Lucila, una de las hermanas de Juan Esteban, llegó a poseer más de 70.000 hectáreas,
pero luego de su muerte (en 1917) y la de su marido el coronel Urquiza, dejó a cada
uno de sus 10 hijos una parte de esas tierras, que unas décadas más tarde (reducidas por
las deudas y la mala administración) volvieron a fragmentarse aun más. El ejemplo
quizás más notable de dispersión del patrimonio inmobiliario de esta familia lo ofrece la
descendencia del único hijo varón de Juan José de Anchorena. En 1908, Pedro dejó más
de 60.000 hectáreas de tierra pampeana a sus 10 herederos. Cuatro décadas más tarde,
42

su hijo Norberto repartió 13.000 hectáreas en la pampa entre sus 9 vástagos. Cuando a
Eduardo, nieto de Pedro e hijo de Norberto, le tocó distribuir sus bienes, apenas pudo
disponer de 951 hectáreas en Pila y otras 836 de valor muy inferior en La Pampa.132
Eduardo seguía llamándose a sí mismo un “hacendado”, pero el significado que tenía
esta palabra era muy distinto para él que para su padre o su abuelo. Aun cuando no
todas las ramas de la familia crecieron tan rápido como ésta, ni fragmentaron tanto su
patrimonio, todas ellas se vieron afectadas por el mismo proceso.

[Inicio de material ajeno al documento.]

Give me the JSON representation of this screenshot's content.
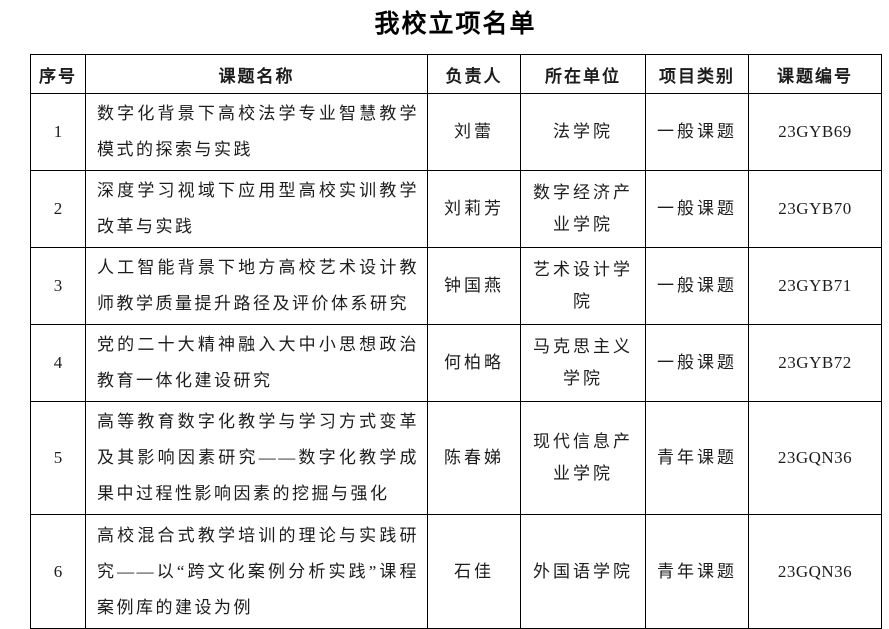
{
  "page": {
    "title": "我校立项名单"
  },
  "table": {
    "headers": [
      "序号",
      "课题名称",
      "负责人",
      "所在单位",
      "项目类别",
      "课题编号"
    ],
    "rows": [
      {
        "no": "1",
        "title": "数字化背景下高校法学专业智慧教学模式的探索与实践",
        "leader": "刘蕾",
        "unit": "法学院",
        "category": "一般课题",
        "code": "23GYB69"
      },
      {
        "no": "2",
        "title": "深度学习视域下应用型高校实训教学改革与实践",
        "leader": "刘莉芳",
        "unit": "数字经济产业学院",
        "category": "一般课题",
        "code": "23GYB70"
      },
      {
        "no": "3",
        "title": "人工智能背景下地方高校艺术设计教师教学质量提升路径及评价体系研究",
        "leader": "钟国燕",
        "unit": "艺术设计学院",
        "category": "一般课题",
        "code": "23GYB71"
      },
      {
        "no": "4",
        "title": "党的二十大精神融入大中小思想政治教育一体化建设研究",
        "leader": "何柏略",
        "unit": "马克思主义学院",
        "category": "一般课题",
        "code": "23GYB72"
      },
      {
        "no": "5",
        "title": "高等教育数字化教学与学习方式变革及其影响因素研究——数字化教学成果中过程性影响因素的挖掘与强化",
        "leader": "陈春娣",
        "unit": "现代信息产业学院",
        "category": "青年课题",
        "code": "23GQN36"
      },
      {
        "no": "6",
        "title": "高校混合式教学培训的理论与实践研究——以“跨文化案例分析实践”课程案例库的建设为例",
        "leader": "石佳",
        "unit": "外国语学院",
        "category": "青年课题",
        "code": "23GQN36"
      }
    ]
  },
  "colors": {
    "text": "#1c1c1c",
    "border": "#000000",
    "background": "#ffffff"
  }
}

Para mediados del siglo XX, la familia Anchorena todavía gozaba de enorme
prestigio. Su nombre se asociaba con los valores que singularizaban a los sectores más
tradicionales de la elite argentina, en una etapa en la que éstos todavía irradiaban su
poderosa influencia sobre amplios sectores de la vieja elite y también sobre el nuevo
empresariado surgido al calor de las transformaciones económicas de la primera mitad
de siglo. Para entonces, sin embargo, resulta dudoso que alguno de los integrantes de
este distinguido clan familiar de comerciantes que, tras sucesivas mutaciones habían
devenido terratenientes, tuviesen un lugar en la cúspide de esta nueva elite económica,
que se había enriquecido y transformado gracias a la expansión de la economía urbana e
industrial, y que aparecía presidida por empresarios de la manufactura, el comercio, los
servicios y las finanzas. Incapaces de advertir a tiempo el cambiante curso de los
vientos económicos que comenzaban a soplar en la Argentina desde la década de 1920,
los Anchorena siguieron atados a la suerte del sector rural en una etapa en la que éste
difícilmente podía brindarles la posibilidad de recrear la fortuna de las generaciones
pasadas. Herederos de un pasado más glorioso y magnífico que su presente, conforme
nos internos en la segunda mitad del siglo XX los Anchorena se hundieron
progresivamente en el magma de las clases medias altas.

132
Sucesión Eduardo Julián Anchorena, AJF.